The penetrance or disease risk is akin to the positive predictive value - it’s the probability that someone who tests positive will get the disease in the future. SO we ahve a direct estimate of the PPV and the issue is about the precision of that risk estimate associated with a positive test.

I would no longer offer intervention if I were certain the OR<3. The question is how certain?

Thanks for clarifying this.

I think you have been clear. You’re asking a question about uncertainty in decision making, but I think the issue is that we approach recommendations for medical decision making very differently. I just don’t think you can answer any questions about how you should deal with this kind of uncertainty without really knowing the costs of being wrong/benefits of being right.

If we take for granted that the OR of 3 is a good decision making rule, and that any value below 3 would result in withholding the test then the value of information (i.e. future research) would be at its peak so then the question is whether future research is actually worth it, since as you mention:

So one approach to whether you should make a decision today vs do further research is to conduct a value of information analysis which requires:

  1. A estimate of the size of population for whom the test is relevant
  2. A time horizon over which this test would be relevant (i.e. when it will be replaced)
  3. The cost of future research
  4. The time required for additional research
  5. A loss function

If the cost of future research (in $ and foregone health) is more than the value of that information then the right decision is to make the decision today that maximizes utility. This way you’re taking into account all potential benefits, and harms including the harm of delaying access. This assumes you aren’t risk averse, so it will change if you are (i.e. being a little wrong is worse than the truth being a little better). You may be interested in reading Gianluca Baio, Carl Claxton, Mark Sculpher, Andrew Briggs (white book). This is why I don’t think you can separate the problems of specifying a cut point and assessing how you should handle uncertainty in your parameter.

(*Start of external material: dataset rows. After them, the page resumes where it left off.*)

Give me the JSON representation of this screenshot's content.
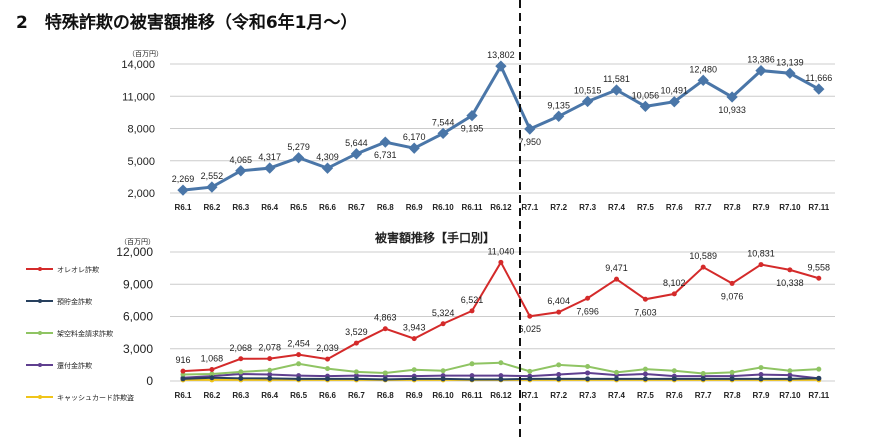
{
  "title": "2　特殊詐欺の被害額推移（令和6年1月～）",
  "chart_data": [
    {
      "type": "line",
      "ylabel": "（百万円）",
      "ylim": [
        2000,
        14000
      ],
      "yticks": [
        "2,000",
        "5,000",
        "8,000",
        "11,000",
        "14,000"
      ],
      "ytick_values": [
        2000,
        5000,
        8000,
        11000,
        14000
      ],
      "grid": true,
      "categories": [
        "R6.1",
        "R6.2",
        "R6.3",
        "R6.4",
        "R6.5",
        "R6.6",
        "R6.7",
        "R6.8",
        "R6.9",
        "R6.10",
        "R6.11",
        "R6.12",
        "R7.1",
        "R7.2",
        "R7.3",
        "R7.4",
        "R7.5",
        "R7.6",
        "R7.7",
        "R7.8",
        "R7.9",
        "R7.10",
        "R7.11"
      ],
      "series": [
        {
          "color": "#4a76a8",
          "values": [
            2269,
            2552,
            4065,
            4317,
            5279,
            4309,
            5644,
            6731,
            6170,
            7544,
            9195,
            13802,
            7950,
            9135,
            10515,
            11581,
            10056,
            10491,
            12480,
            10933,
            13386,
            13139,
            11666
          ],
          "labels": [
            "2,269",
            "2,552",
            "4,065",
            "4,317",
            "5,279",
            "4,309",
            "5,644",
            "6,731",
            "6,170",
            "7,544",
            "9,195",
            "13,802",
            "7,950",
            "9,135",
            "10,515",
            "11,581",
            "10,056",
            "10,491",
            "12,480",
            "10,933",
            "13,386",
            "13,139",
            "11,666"
          ]
        }
      ],
      "annotation": "dashed divider between R6.12 and R7.1"
    },
    {
      "type": "line",
      "title": "被害額推移【手口別】",
      "ylabel": "（百万円）",
      "ylim": [
        0,
        12000
      ],
      "yticks": [
        "0",
        "3,000",
        "6,000",
        "9,000",
        "12,000"
      ],
      "ytick_values": [
        0,
        3000,
        6000,
        9000,
        12000
      ],
      "grid": true,
      "legend": "left",
      "categories": [
        "R6.1",
        "R6.2",
        "R6.3",
        "R6.4",
        "R6.5",
        "R6.6",
        "R6.7",
        "R6.8",
        "R6.9",
        "R6.10",
        "R6.11",
        "R6.12",
        "R7.1",
        "R7.2",
        "R7.3",
        "R7.4",
        "R7.5",
        "R7.6",
        "R7.7",
        "R7.8",
        "R7.9",
        "R7.10",
        "R7.11"
      ],
      "series": [
        {
          "name": "オレオレ詐欺",
          "color": "#d42a2a",
          "values": [
            916,
            1068,
            2068,
            2078,
            2454,
            2039,
            3529,
            4863,
            3943,
            5324,
            6521,
            11040,
            6025,
            6404,
            7696,
            9471,
            7603,
            8102,
            10589,
            9076,
            10831,
            10338,
            9558
          ],
          "labels": [
            "916",
            "1,068",
            "2,068",
            "2,078",
            "2,454",
            "2,039",
            "3,529",
            "4,863",
            "3,943",
            "5,324",
            "6,521",
            "11,040",
            "6,025",
            "6,404",
            "7,696",
            "9,471",
            "7,603",
            "8,102",
            "10,589",
            "9,076",
            "10,831",
            "10,338",
            "9,558"
          ]
        },
        {
          "name": "預貯金詐欺",
          "color": "#27405e",
          "values": [
            200,
            300,
            250,
            250,
            200,
            200,
            200,
            150,
            200,
            200,
            150,
            150,
            200,
            200,
            200,
            200,
            200,
            200,
            200,
            200,
            200,
            200,
            250
          ]
        },
        {
          "name": "架空料金請求詐欺",
          "color": "#8fc463",
          "values": [
            600,
            650,
            850,
            1000,
            1600,
            1150,
            850,
            750,
            1050,
            950,
            1600,
            1700,
            900,
            1500,
            1350,
            800,
            1100,
            950,
            700,
            800,
            1250,
            950,
            1100
          ]
        },
        {
          "name": "還付金詐欺",
          "color": "#5f3f8f",
          "values": [
            300,
            450,
            650,
            600,
            500,
            450,
            500,
            450,
            450,
            500,
            500,
            500,
            450,
            600,
            750,
            550,
            650,
            450,
            450,
            450,
            600,
            550,
            250
          ]
        },
        {
          "name": "キャッシュカード詐欺盗",
          "color": "#f0c419",
          "values": [
            100,
            100,
            100,
            100,
            100,
            100,
            100,
            100,
            100,
            100,
            100,
            100,
            100,
            100,
            100,
            100,
            100,
            100,
            100,
            100,
            100,
            100,
            100
          ]
        }
      ]
    }
  ]
}
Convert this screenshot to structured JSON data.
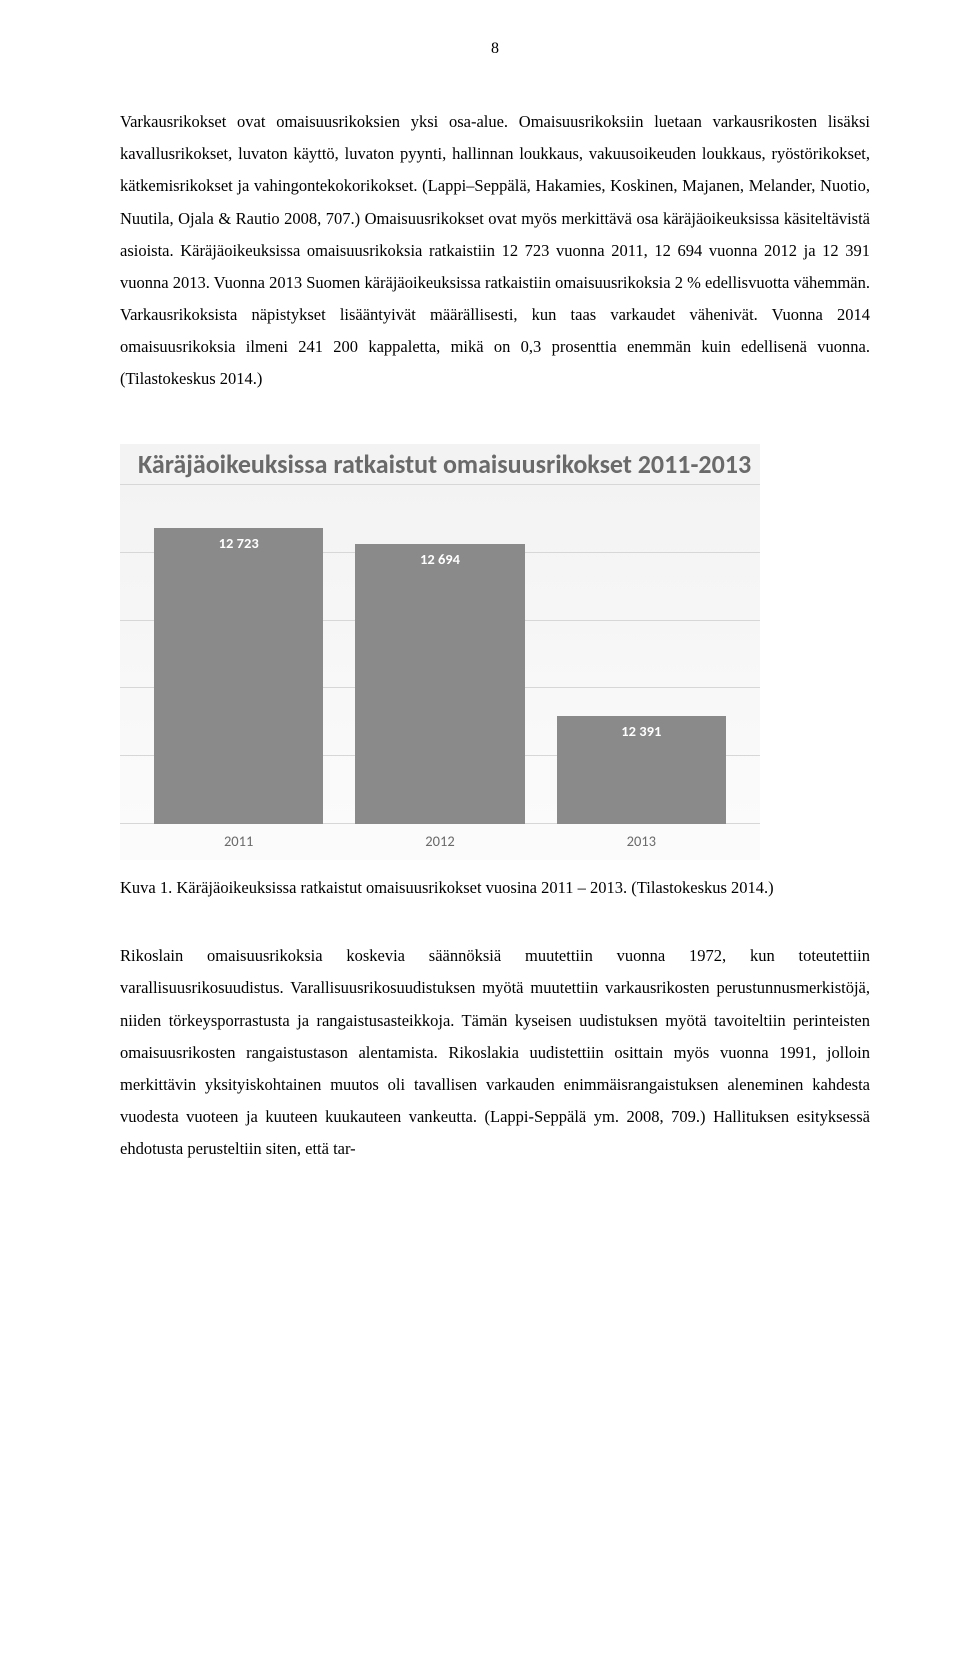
{
  "page_number": "8",
  "paragraphs": {
    "p1": "Varkausrikokset ovat omaisuusrikoksien yksi osa-alue. Omaisuusrikoksiin luetaan varkausrikosten lisäksi kavallusrikokset, luvaton käyttö, luvaton pyynti, hallinnan loukkaus, vakuusoikeuden loukkaus, ryöstörikokset, kätkemisrikokset ja vahingontekokorikokset. (Lappi–Seppälä, Hakamies, Koskinen, Majanen, Melander, Nuotio, Nuutila, Ojala & Rautio 2008, 707.) Omaisuusrikokset ovat myös merkittävä osa käräjäoikeuksissa käsiteltävistä asioista. Käräjäoikeuksissa omaisuusrikoksia ratkaistiin 12 723 vuonna 2011, 12 694 vuonna 2012 ja 12 391 vuonna 2013. Vuonna 2013 Suomen käräjäoikeuksissa ratkaistiin omaisuusrikoksia 2 % edellisvuotta vähemmän. Varkausrikoksista näpistykset lisääntyivät määrällisesti, kun taas varkaudet vähenivät. Vuonna 2014 omaisuusrikoksia ilmeni 241 200 kappaletta, mikä on 0,3 prosenttia enemmän kuin edellisenä vuonna. (Tilastokeskus 2014.)",
    "p2": "Rikoslain omaisuusrikoksia koskevia säännöksiä muutettiin vuonna 1972, kun toteutettiin varallisuusrikosuudistus. Varallisuusrikosuudistuksen myötä muutettiin varkausrikosten perustunnusmerkistöjä, niiden törkeysporrastusta ja rangaistusasteikkoja. Tämän kyseisen uudistuksen myötä tavoiteltiin perinteisten omaisuusrikosten rangaistustason alentamista. Rikoslakia uudistettiin osittain myös vuonna 1991, jolloin merkittävin yksityiskohtainen muutos oli tavallisen varkauden enimmäisrangaistuksen aleneminen kahdesta vuodesta vuoteen ja kuuteen kuukauteen vankeutta. (Lappi-Seppälä ym. 2008, 709.) Hallituksen esityksessä ehdotusta perusteltiin siten, että tar-"
  },
  "chart": {
    "type": "bar",
    "title": "Käräjäoikeuksissa ratkaistut omaisuusrikokset 2011-2013",
    "title_color": "#6a6a6a",
    "title_fontsize": 26,
    "categories": [
      "2011",
      "2012",
      "2013"
    ],
    "values": [
      12723,
      12694,
      12391
    ],
    "value_labels": [
      "12 723",
      "12 694",
      "12 391"
    ],
    "bar_color": "#8a8a8a",
    "bar_label_color": "#ffffff",
    "xlabel_color": "#6a6a6a",
    "gridline_count": 6,
    "grid_color": "#d7d7d7",
    "background_top": "#f3f3f3",
    "background_bottom": "#fbfbfb",
    "ylim": [
      12200,
      12800
    ],
    "bar_width_pct": 28
  },
  "caption": "Kuva 1. Käräjäoikeuksissa ratkaistut omaisuusrikokset vuosina 2011 – 2013. (Tilastokeskus 2014.)"
}
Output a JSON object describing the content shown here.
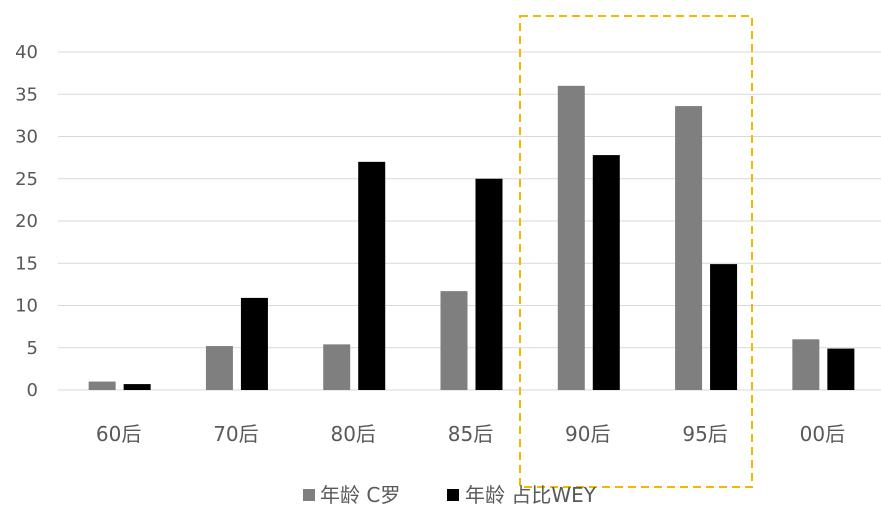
{
  "chart_data": {
    "type": "bar",
    "title": "",
    "xlabel": "",
    "ylabel": "",
    "categories": [
      "60后",
      "70后",
      "80后",
      "85后",
      "90后",
      "95后",
      "00后"
    ],
    "series": [
      {
        "name": "年龄 C罗",
        "color": "#7f7f7f",
        "values": [
          1.0,
          5.2,
          5.4,
          11.7,
          36.0,
          33.6,
          6.0
        ]
      },
      {
        "name": "年龄 占比WEY",
        "color": "#000000",
        "values": [
          0.7,
          10.9,
          27.0,
          25.0,
          27.8,
          14.9,
          4.9
        ]
      }
    ],
    "ylim": [
      0,
      40
    ],
    "yticks": [
      0,
      5,
      10,
      15,
      20,
      25,
      30,
      35,
      40
    ],
    "grid": true,
    "legend_position": "bottom",
    "highlight_color": "#f5b800"
  }
}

Using retrospective reverse information-flow quantities of sensitivity and specificity is like making three right turns to do a left turn. Coupled with the fact that sens and spec vary significantly by patient types it’s very hard to see why the use of transposed conditionals ever caught on in the first place. If you like sens and spec then you’d have to like the following way of summarizing a hypertension randomized trial: patients with higher blood pressures were more likely to have been randomized to treatment A.

Let me clarify my original concern, as I’m finding it hard to grasp the relevance of your arguments. If I understood correctly, what motivated the original question was the investigators desire to develop a clinical decision rule: When should we offer an oophorectomy to a patient with a positive genetic test? To answer that question the investigators are looking for ways to refine the precision of the odds ratio for the association between the gene variant(s) and the incidence of ovarian cancer. My point (limitation?) is that I fail to see how such a rule could be based on a measurement of the association between the gene variant(s) and the disease. As far as I understand, such a rule can not be defined without taking into consideration the properties of the test (sensitivity and specificity), the expected incidence of the disease, and the absolute and relative cost and benefits of the proposed intervention. I fail to see what this has to do with the flow of information in estimating sensitivity and specificity or the direction of causality in interpreting randomized trials.

They are not that different, since we make the Framingham score positive or negative by using a predefined cut point. I think Tim suggestions are right on target: “we approach recommendations for medical decision making very differently”… you should conduct a value information analysis (I’d say a cost-effectiveness analysis) to define the best cut point. Assuming you could get the best precision possible for the OR, I still do not see how you would go from the OR to a clinical decision rule (a decision to offer or not to offer an oophorectomy to a patient with a positive test). Of course, my not been able to figure out how to do this, does not mean it is impossible.